Amazon Web Services’ second Australian cloud region is part of its growing infrastructure investments in the maturing cloud market

Amazon Web Services (AWS) will open a new cloud region in Melbourne by the second half of 2022 as it grows its footprint and investments in Australia.

The Melbourne region, which will comprise three availability zones at launch, is the cloud supplier’s second in Australia after the Sydney region which was opened in 2012.

It also operates Amazon CloudFront points-of-presence infrastructure in Sydney, Melbourne and Perth in Western Australia.

AWS said the new Melbourne region will provide its customers with even lower latency across the country, which is connected to New Zealand and the US through the Hawaiki Submarine Cable, a 15,000km trans-pacific cable system.

In 2016, AWS bought capacity in the Hawaiki Submarine Cable – its first investment in a submarine cable system – to improve performance and reduce latency for customers that operate across Australia, New Zealand and the US.

Local officials welcomed the new investment by AWS. Tim Pallas, Victoria’s minister for economic development, said the Melbourne cloud region will draw on the state’s highly skilled talent, culture of innovation, and renowned capabilities in growing employment fields such as cloud computing.

“Attracting companies like AWS will not only strengthen our world-leading tech reputation but contribute to our economic recovery,” he added.

To Melbourne’s Swinburne University of Technology, the new cloud region will enable it to “further scale our innovation and continue to transform our research and development projects that protect, prioritise, and benefit people across the city, state, and country,” said Bronwyn Fox, its deputy vice-chancellor for research and enterprise.

The university has been working with AWS since 2016 on initiatives such as the Swinburne Data for Social Good Cloud Innovation Centre, which uses cloud technologies and intelligent data analytics to solve health and social challenges affecting Australians.

It also developed the Beatcovid19now symptom tracker to provide valuable information to health authorities in Australia to deal with the pandemic.

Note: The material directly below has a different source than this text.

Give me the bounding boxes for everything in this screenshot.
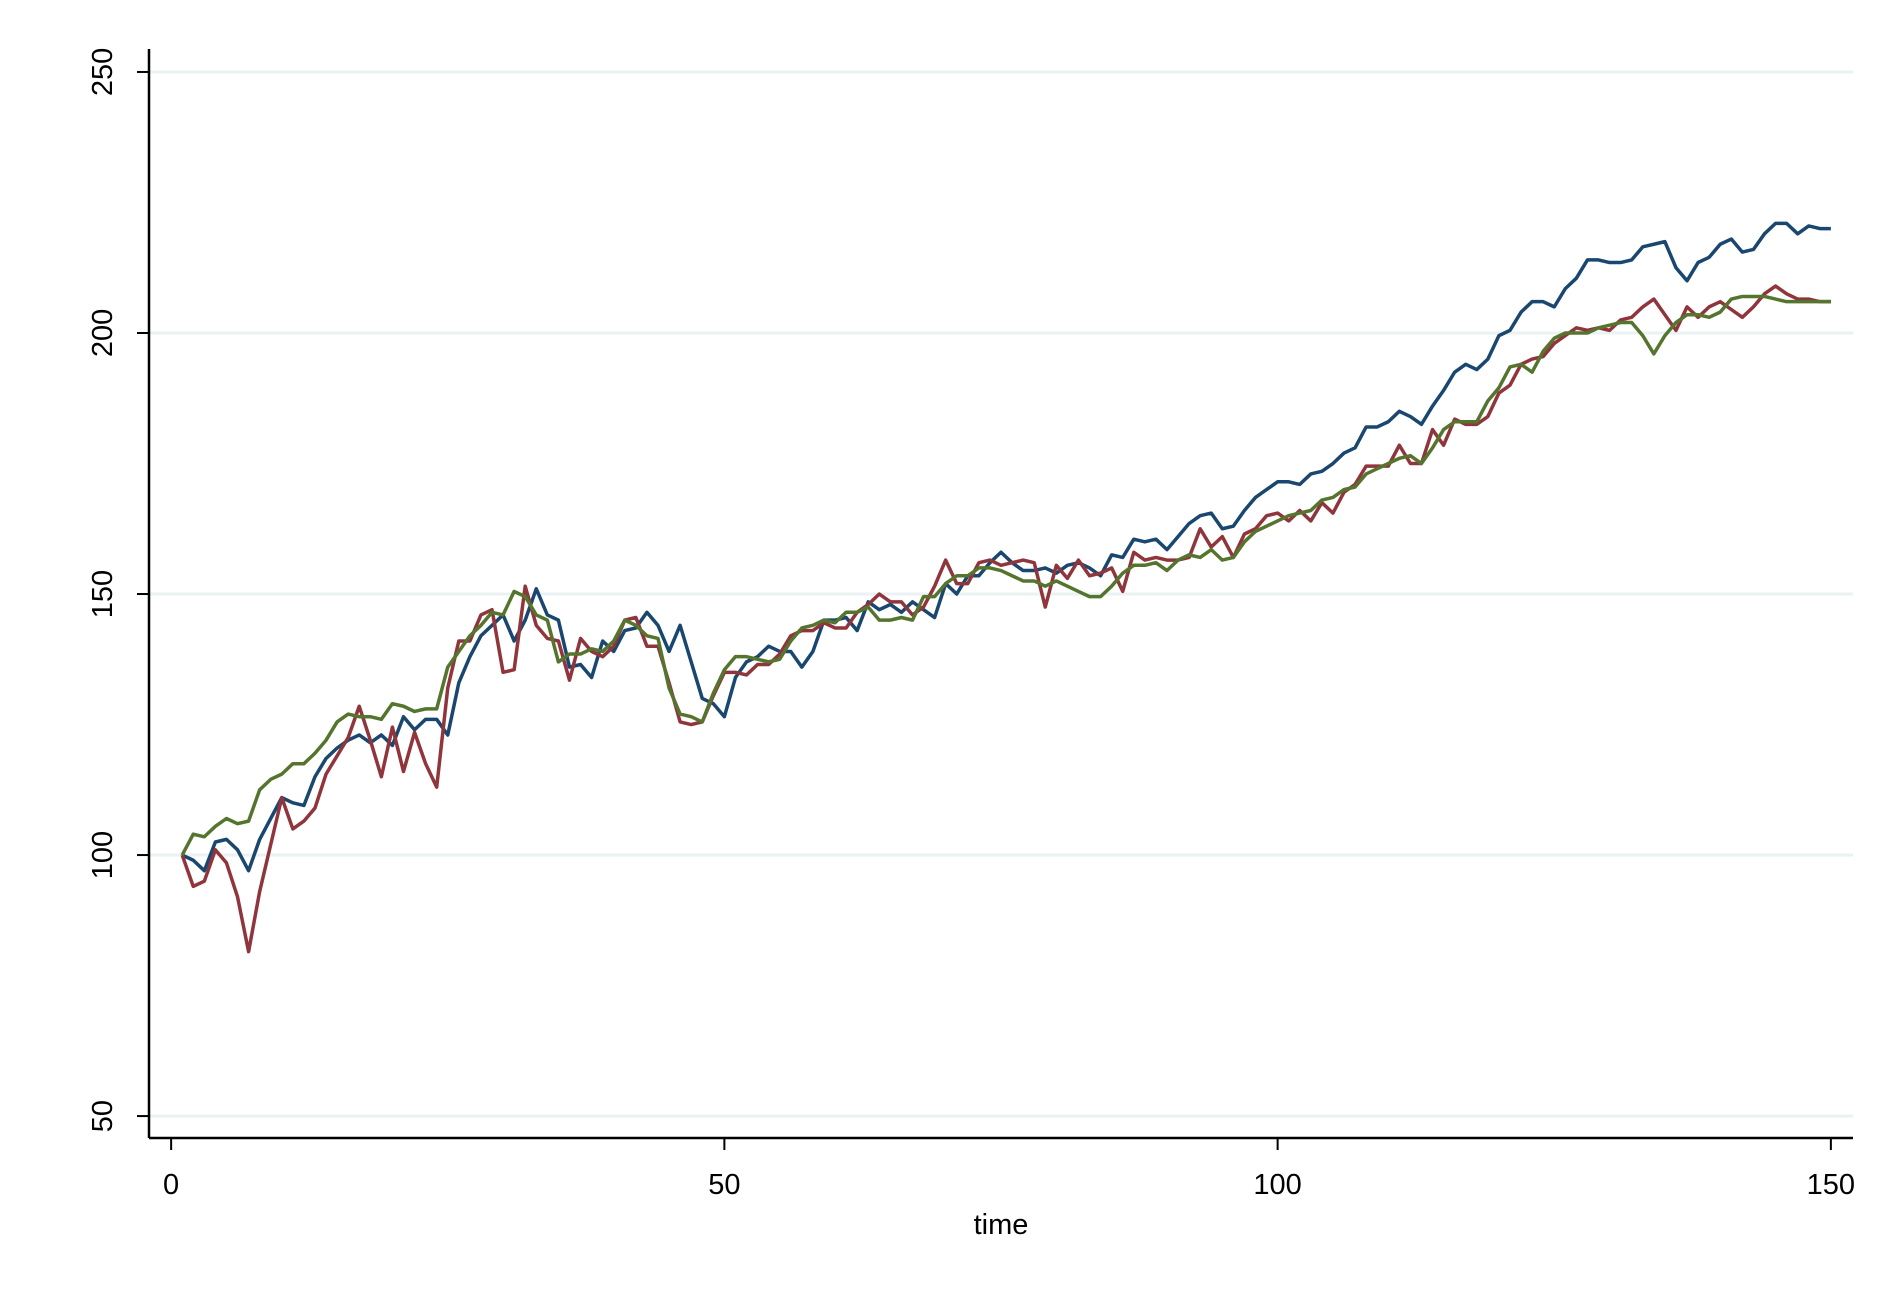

As for Melbourne start-up XY Sense, which specialises in using smart sensors and machine learning to create technology-enabled workplaces, the local cloud region would enable it to continue evolving its service capabilities and accelerate its growth.

The company currently uses AWS’s machine learning and internet-of-things capabilities to process billions of anonymous data points. “It’s not just about the support we receive on the tech side of things but about how the AWS partner programmes have helped us scale our go-to-market launch this year,” said Alex Birch, CEO and co-founder of XY Sense.

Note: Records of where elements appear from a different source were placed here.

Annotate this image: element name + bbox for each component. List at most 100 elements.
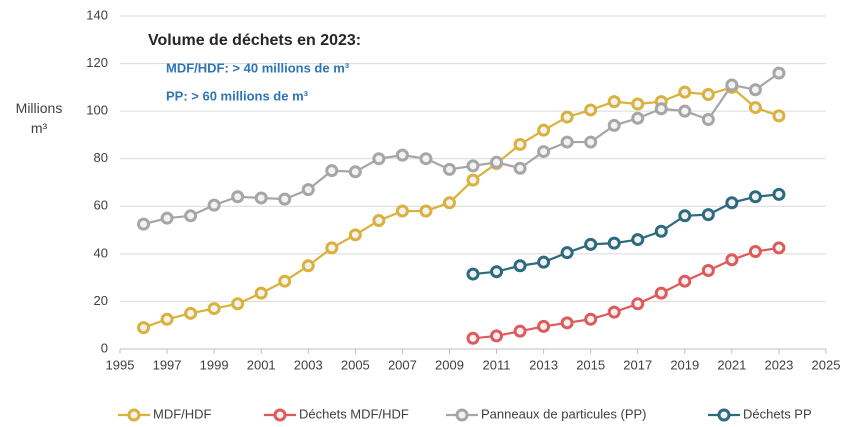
point [231, 190, 245, 204]
x-tick-label: 2015 [576, 357, 605, 372]
x-tick-label: 2009 [435, 357, 464, 372]
point [537, 255, 551, 269]
x-tick-label: 2019 [670, 357, 699, 372]
point [654, 286, 668, 300]
point [301, 183, 315, 197]
y-tick-label: 80 [94, 150, 108, 165]
x-tick-label: 2011 [483, 357, 511, 372]
point [701, 208, 715, 222]
point [207, 198, 221, 212]
x-tick-label: 1995 [106, 357, 135, 372]
x-tick-label: 2005 [341, 357, 370, 372]
point [466, 159, 480, 173]
legend-marker [273, 408, 287, 422]
annotation: Volume de déchets en 2023: [148, 32, 361, 49]
point [278, 192, 292, 206]
y-axis-label: Millions m³ [15, 100, 63, 136]
point [490, 265, 504, 279]
point [348, 165, 362, 179]
x-tick-label: 2023 [764, 357, 793, 372]
y-tick-label: 60 [94, 198, 108, 213]
point [654, 224, 668, 238]
point [607, 236, 621, 250]
point [513, 161, 527, 175]
legend-label: Panneaux de particules (PP) [481, 406, 646, 421]
point [513, 137, 527, 151]
point [748, 83, 762, 97]
point [372, 152, 386, 166]
point [513, 259, 527, 273]
point [772, 187, 786, 201]
series-line [143, 72, 780, 226]
legend-marker [127, 408, 141, 422]
point [137, 217, 151, 231]
point [372, 214, 386, 228]
point [725, 78, 739, 92]
y-tick-label: 0 [101, 340, 108, 355]
point [184, 209, 198, 223]
point [301, 259, 315, 273]
point [607, 305, 621, 319]
point [584, 237, 598, 251]
point [631, 97, 645, 111]
series-line [143, 86, 780, 329]
point [137, 321, 151, 335]
x-tick-label: 2017 [623, 357, 652, 372]
point [325, 241, 339, 255]
point [701, 87, 715, 101]
point [654, 102, 668, 116]
legend-label: MDF/HDF [153, 406, 212, 421]
annotation: PP: > 60 millions de m³ [166, 88, 309, 103]
point [442, 162, 456, 176]
y-tick-label: 20 [94, 293, 108, 308]
point [678, 104, 692, 118]
point [419, 152, 433, 166]
point [748, 244, 762, 258]
point [725, 196, 739, 210]
point [560, 110, 574, 124]
x-tick-label: 2001 [247, 357, 276, 372]
x-tick-label: 1999 [200, 357, 229, 372]
point [395, 204, 409, 218]
point [490, 155, 504, 169]
point [772, 66, 786, 80]
legend-marker [455, 408, 469, 422]
point [184, 306, 198, 320]
point [748, 190, 762, 204]
point [678, 85, 692, 99]
point [701, 264, 715, 278]
point [490, 329, 504, 343]
point [631, 233, 645, 247]
point [607, 95, 621, 109]
point [725, 253, 739, 267]
point [560, 316, 574, 330]
point [348, 228, 362, 242]
point [231, 297, 245, 311]
point [631, 111, 645, 125]
point [466, 267, 480, 281]
y-tick-label: 120 [86, 55, 108, 70]
point [537, 145, 551, 159]
point [537, 319, 551, 333]
y-tick-label: 100 [86, 103, 108, 118]
point [678, 274, 692, 288]
point [560, 246, 574, 260]
point [560, 135, 574, 149]
point [254, 191, 268, 205]
point [584, 312, 598, 326]
x-tick-label: 2007 [388, 357, 417, 372]
x-tick-label: 2003 [294, 357, 323, 372]
point [325, 164, 339, 178]
point [466, 173, 480, 187]
point [513, 324, 527, 338]
point [466, 331, 480, 345]
point [772, 109, 786, 123]
x-tick-label: 2025 [812, 357, 841, 372]
point [419, 204, 433, 218]
point [701, 112, 715, 126]
point [537, 123, 551, 137]
point [395, 148, 409, 162]
point [442, 196, 456, 210]
x-tick-label: 2021 [717, 357, 746, 372]
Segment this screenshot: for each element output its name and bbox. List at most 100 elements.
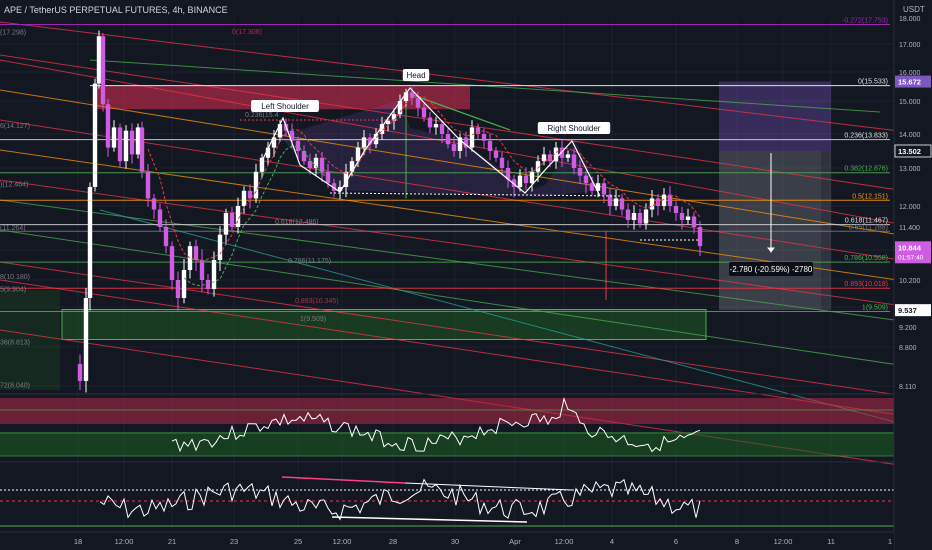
price-tick: 16.000 [899,70,921,77]
price-tick: 10.200 [899,278,921,285]
fib-level-label: 0.786(10.558) [844,255,888,262]
oscillator-pane[interactable]: 80.0040.00 [0,461,917,527]
candle-body [697,227,703,247]
candle-body [92,83,98,187]
candle-body [655,198,661,206]
candle-body [691,216,697,227]
candle-body [307,161,313,168]
time-tick: Apr [509,537,521,546]
candle-body [241,190,247,206]
fib-left-label: 36(8.813) [0,339,30,346]
fib-mid-label: 0.893(10.345) [295,298,339,305]
fib-left-label: (17.298) [0,29,26,36]
candle-body [613,198,619,206]
price-tick: 12.000 [899,204,921,211]
price-tick: 11.400 [899,225,920,232]
candle-body [77,363,83,381]
candle-body [415,98,421,108]
head-and-shoulders-pattern: Left Shoulder Head Right Shoulder [240,69,621,197]
candle-body [343,171,349,187]
time-tick: 12:00 [333,537,352,546]
time-tick: 11 [827,537,835,546]
candle-body [565,154,571,158]
fib-level-label: 0(15.533) [858,79,888,86]
candle-body [83,298,89,381]
fib-levels: -0.272(17.753) 0(15.533) 0.236(13.833) 0.38… [0,17,890,390]
time-tick: 12:00 [774,537,793,546]
candle-body [169,246,175,280]
pattern-label-box [251,100,319,112]
left-zone [0,290,60,390]
fib-mid-label: 0.236(15.4 [245,112,279,119]
candle-body [673,206,679,213]
candle-body [163,227,169,247]
demand-zone [61,309,707,340]
candle-body [277,124,283,138]
candle-body [589,183,595,191]
candle-body [631,213,637,220]
candle-body [373,134,379,145]
pattern-label-box [402,69,430,81]
candle-body [187,246,193,270]
candle-body [619,198,625,210]
trendline [0,279,932,421]
candle-body [157,209,163,227]
fib-left-label: )(12.464) [0,181,28,188]
time-tick: 18 [74,537,82,546]
candle-body [583,175,589,184]
time-tick: 4 [610,537,614,546]
candle-body [271,137,277,148]
price-tick: 14.000 [899,132,921,139]
price-tick: 17.000 [899,42,921,49]
time-tick: 1 [888,537,892,546]
rsi-line [171,397,701,453]
candle-body [313,157,319,168]
candle-body [529,171,535,184]
candle-body [135,127,141,155]
rsi-pane[interactable]: 80.0040.000.00 [0,393,917,461]
rsi-oversold-zone [0,432,894,456]
candle-body [355,147,361,162]
divergence-bearish [281,476,406,484]
candle-body [679,213,685,220]
candle-body [105,104,111,148]
candle-body [409,92,415,99]
moving-average-red [147,95,701,262]
candle-body [463,137,469,148]
candle-body [439,124,445,134]
time-tick: 12:00 [555,537,574,546]
candle-body [123,130,129,162]
candle-body [265,147,271,158]
measure-box [729,262,813,276]
pattern-label: Head [406,71,425,80]
price-axis-bg [894,0,932,550]
fib-level-label: 0.382(12.876) [844,166,888,173]
trendline [0,54,932,196]
candle-body [117,127,123,162]
candle-body [295,140,301,151]
last-price-countdown: 01:57:40 [898,254,924,261]
divergence-bullish [331,516,528,523]
trendline [0,119,932,266]
divergence-guide [404,482,573,491]
candle-body [331,183,337,191]
candle-body [667,194,673,206]
price-tick: 18.000 [899,16,921,23]
fib-mid-label: 0.618(12.486) [275,219,319,226]
fib-level-label: 1(9.509) [862,305,888,312]
candle-body [451,144,457,151]
time-axis-bg [0,532,894,550]
candle-body [601,183,607,195]
price-tick: 8.110 [899,384,916,391]
candles[interactable] [77,30,703,393]
candle-body [661,194,667,206]
neckline [329,192,621,197]
candle-body [391,114,397,121]
candle-body [541,154,547,162]
candle-body [649,198,655,210]
candle-body [259,157,265,172]
candle-body [487,140,493,151]
trendline [0,21,932,136]
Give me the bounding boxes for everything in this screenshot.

Besides infrastructure, AWS’s investments in Australia include two renewable energy projects, which will add a combined 165 megawatts (MWs) of capacity and are expected to generate 392,000 MWh annually – or enough to power 63,000 average Australian homes each year.

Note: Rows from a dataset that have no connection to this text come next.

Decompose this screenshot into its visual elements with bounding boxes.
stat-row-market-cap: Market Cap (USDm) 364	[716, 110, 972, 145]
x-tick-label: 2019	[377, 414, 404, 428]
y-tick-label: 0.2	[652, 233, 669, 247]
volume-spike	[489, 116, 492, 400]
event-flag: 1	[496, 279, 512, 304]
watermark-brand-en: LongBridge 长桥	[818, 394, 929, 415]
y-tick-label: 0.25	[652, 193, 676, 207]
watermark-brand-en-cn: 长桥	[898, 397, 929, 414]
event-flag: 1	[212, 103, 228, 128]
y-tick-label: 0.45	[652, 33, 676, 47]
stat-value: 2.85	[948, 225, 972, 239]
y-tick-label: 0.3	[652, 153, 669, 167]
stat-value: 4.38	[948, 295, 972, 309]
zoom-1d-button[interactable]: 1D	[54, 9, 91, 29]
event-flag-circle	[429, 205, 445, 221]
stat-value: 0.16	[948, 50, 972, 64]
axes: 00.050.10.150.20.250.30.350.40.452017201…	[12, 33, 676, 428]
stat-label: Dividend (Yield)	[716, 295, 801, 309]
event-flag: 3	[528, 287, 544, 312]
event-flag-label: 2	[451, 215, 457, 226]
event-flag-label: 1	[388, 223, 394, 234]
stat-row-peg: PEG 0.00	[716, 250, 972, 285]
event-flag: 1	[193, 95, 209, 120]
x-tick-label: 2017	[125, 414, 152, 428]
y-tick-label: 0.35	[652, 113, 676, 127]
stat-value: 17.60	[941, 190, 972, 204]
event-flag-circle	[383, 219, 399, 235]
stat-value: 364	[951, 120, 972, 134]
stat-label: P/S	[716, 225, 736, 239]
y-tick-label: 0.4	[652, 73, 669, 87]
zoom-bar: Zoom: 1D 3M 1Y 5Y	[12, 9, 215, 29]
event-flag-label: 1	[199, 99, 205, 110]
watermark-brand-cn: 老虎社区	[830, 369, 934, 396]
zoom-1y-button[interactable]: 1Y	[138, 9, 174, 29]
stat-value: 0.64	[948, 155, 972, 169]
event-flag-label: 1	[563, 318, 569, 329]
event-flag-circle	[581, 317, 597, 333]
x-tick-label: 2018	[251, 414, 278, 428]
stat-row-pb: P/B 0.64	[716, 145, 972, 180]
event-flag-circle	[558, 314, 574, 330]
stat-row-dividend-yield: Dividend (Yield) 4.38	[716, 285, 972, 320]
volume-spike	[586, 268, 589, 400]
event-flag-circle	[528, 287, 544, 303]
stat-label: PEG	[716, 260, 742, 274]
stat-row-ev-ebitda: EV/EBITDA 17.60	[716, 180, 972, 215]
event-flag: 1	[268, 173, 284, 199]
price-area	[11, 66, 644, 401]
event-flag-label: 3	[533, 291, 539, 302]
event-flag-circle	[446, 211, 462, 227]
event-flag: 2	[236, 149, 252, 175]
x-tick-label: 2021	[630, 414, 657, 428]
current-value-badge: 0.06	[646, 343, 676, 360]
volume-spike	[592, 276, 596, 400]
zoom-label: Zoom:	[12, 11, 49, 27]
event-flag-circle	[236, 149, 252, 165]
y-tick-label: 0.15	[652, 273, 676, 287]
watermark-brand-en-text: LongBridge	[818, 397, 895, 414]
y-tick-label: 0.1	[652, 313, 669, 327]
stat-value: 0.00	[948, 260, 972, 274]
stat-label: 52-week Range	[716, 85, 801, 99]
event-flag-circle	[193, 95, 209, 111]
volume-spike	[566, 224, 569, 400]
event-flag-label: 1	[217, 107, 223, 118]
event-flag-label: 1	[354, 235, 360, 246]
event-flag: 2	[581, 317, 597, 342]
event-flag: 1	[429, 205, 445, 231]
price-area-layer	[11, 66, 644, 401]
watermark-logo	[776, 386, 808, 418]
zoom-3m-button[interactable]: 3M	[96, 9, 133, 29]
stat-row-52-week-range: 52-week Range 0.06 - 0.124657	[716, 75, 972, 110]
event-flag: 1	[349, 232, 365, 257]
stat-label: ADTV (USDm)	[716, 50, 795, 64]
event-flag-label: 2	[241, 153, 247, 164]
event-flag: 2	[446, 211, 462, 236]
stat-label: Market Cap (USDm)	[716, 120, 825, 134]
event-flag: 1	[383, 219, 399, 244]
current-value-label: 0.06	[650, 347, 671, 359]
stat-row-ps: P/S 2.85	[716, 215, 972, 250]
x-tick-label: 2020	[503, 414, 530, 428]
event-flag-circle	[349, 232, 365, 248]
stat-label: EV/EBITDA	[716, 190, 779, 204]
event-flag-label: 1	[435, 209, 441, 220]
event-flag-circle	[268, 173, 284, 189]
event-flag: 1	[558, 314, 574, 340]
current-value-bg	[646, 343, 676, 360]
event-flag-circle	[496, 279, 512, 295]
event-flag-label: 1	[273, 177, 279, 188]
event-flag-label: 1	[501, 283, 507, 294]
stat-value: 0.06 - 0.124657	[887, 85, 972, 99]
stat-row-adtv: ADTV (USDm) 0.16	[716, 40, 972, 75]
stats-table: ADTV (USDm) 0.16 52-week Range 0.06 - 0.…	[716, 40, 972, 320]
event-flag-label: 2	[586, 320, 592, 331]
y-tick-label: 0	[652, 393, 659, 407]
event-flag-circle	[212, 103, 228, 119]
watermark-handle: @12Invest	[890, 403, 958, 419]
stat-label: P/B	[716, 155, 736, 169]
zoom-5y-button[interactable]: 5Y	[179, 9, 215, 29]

AWS rival Microsoft Azure has been operating a cloud region in Melbourne since 2014 while Google Cloud’s Melbourne region is expected to go online in 2021.

According to Telsyte’s Australian cloud market study 2019, cloud adoption is maturing rapidly in Australia, with 84% of organisations having a strategic approach to cloud computing and one in four (24%) having mature practices to move workloads from on-premise infrastructure to cloud.